September 22, 2017
Yesterday I rambled in body, doing physical things, like sorting the laundry, maybe even washing and drying a load or two, though the folding waits, as usual, like a child at the curb on their birthday for the parent who always says they’ll come but never do.
I wandered in and out of rooms, though the pedometer on my phone won’t register it because either 1) I didn’t have my phone on my body, or 2) I wandered there only in my mind, trying to remember why I wanted to go there in the first place.
I negotiated a peace treaty with a spider who decided to spin a web in the space between the backdoor and the storm door.
And I made coffee.
Today, though, my wandering stays localized between my ears. I sat down to write and wrote of such ugliness and despair (of welcoming the impending annihilation of the human species by nuclear war if that would clear the ugliness from this planet) that I scared myself back to the moment.
It was then that I looked up and saw the comic KC Councilor made for me, reminding me to keep writing letters to the world, to the birds, to Ida B. Wells. “Every Piece of Art is a Letter,” KC wrote. And then I looked up and further, to the poetry books around me and the photos and artwork around my desk, all letters, all love letters, all dreams of good and beauty.
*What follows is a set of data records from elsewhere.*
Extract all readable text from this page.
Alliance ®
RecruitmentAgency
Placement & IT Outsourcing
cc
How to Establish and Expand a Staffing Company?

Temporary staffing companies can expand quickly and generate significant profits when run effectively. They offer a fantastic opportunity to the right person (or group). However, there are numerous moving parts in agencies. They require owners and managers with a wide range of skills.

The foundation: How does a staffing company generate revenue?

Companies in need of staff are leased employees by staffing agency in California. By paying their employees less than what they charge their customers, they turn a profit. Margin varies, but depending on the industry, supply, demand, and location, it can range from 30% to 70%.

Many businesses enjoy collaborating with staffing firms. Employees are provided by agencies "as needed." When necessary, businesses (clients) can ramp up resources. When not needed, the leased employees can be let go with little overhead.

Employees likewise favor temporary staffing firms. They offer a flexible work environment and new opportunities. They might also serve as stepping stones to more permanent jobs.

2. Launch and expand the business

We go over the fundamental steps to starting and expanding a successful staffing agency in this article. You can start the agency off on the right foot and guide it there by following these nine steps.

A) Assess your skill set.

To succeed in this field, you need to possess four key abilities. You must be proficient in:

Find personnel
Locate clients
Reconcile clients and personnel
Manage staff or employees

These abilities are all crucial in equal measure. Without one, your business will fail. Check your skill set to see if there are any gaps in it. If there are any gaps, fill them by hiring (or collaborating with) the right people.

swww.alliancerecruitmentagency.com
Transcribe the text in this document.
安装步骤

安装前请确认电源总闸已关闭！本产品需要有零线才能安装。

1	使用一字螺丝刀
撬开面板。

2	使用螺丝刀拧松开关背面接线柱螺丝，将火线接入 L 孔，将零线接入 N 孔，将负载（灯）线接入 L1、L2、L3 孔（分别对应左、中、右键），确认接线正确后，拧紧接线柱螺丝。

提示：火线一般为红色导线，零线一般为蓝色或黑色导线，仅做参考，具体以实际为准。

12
This, I’m reminded, is what they cannot take from us (they being those whose goals are for obedience and power). They cannot take from us the love we have for each other that we share by doing laundry, or picking vegetables, or even stopping to admire the shape of a spider, silhouetted against a bright blue sky. The love we have for each other through cryptic texts (though they can obliterate cell towers that allow such texts), and inside jokes, and the memory of small hands resting in that space above the waist as the baby sleeps, sated from nursing.
These things cannot be taken from us, even as poems and artworks become nuclear ash. Even so, they once existed, connecting souls that yearn for nothing less. And so we churn out art, like chalk on the walk, that may or may not exist tomorrow, or tomorrow, or tomorrow.
Love letters splinter to dust, and, still, the love abides.
Small steps around a small house, pedometer or not, do radiate out, and it is ours to notice, to cherish, and to sing each other to sleep even when we cannot remember the sound of our own voices.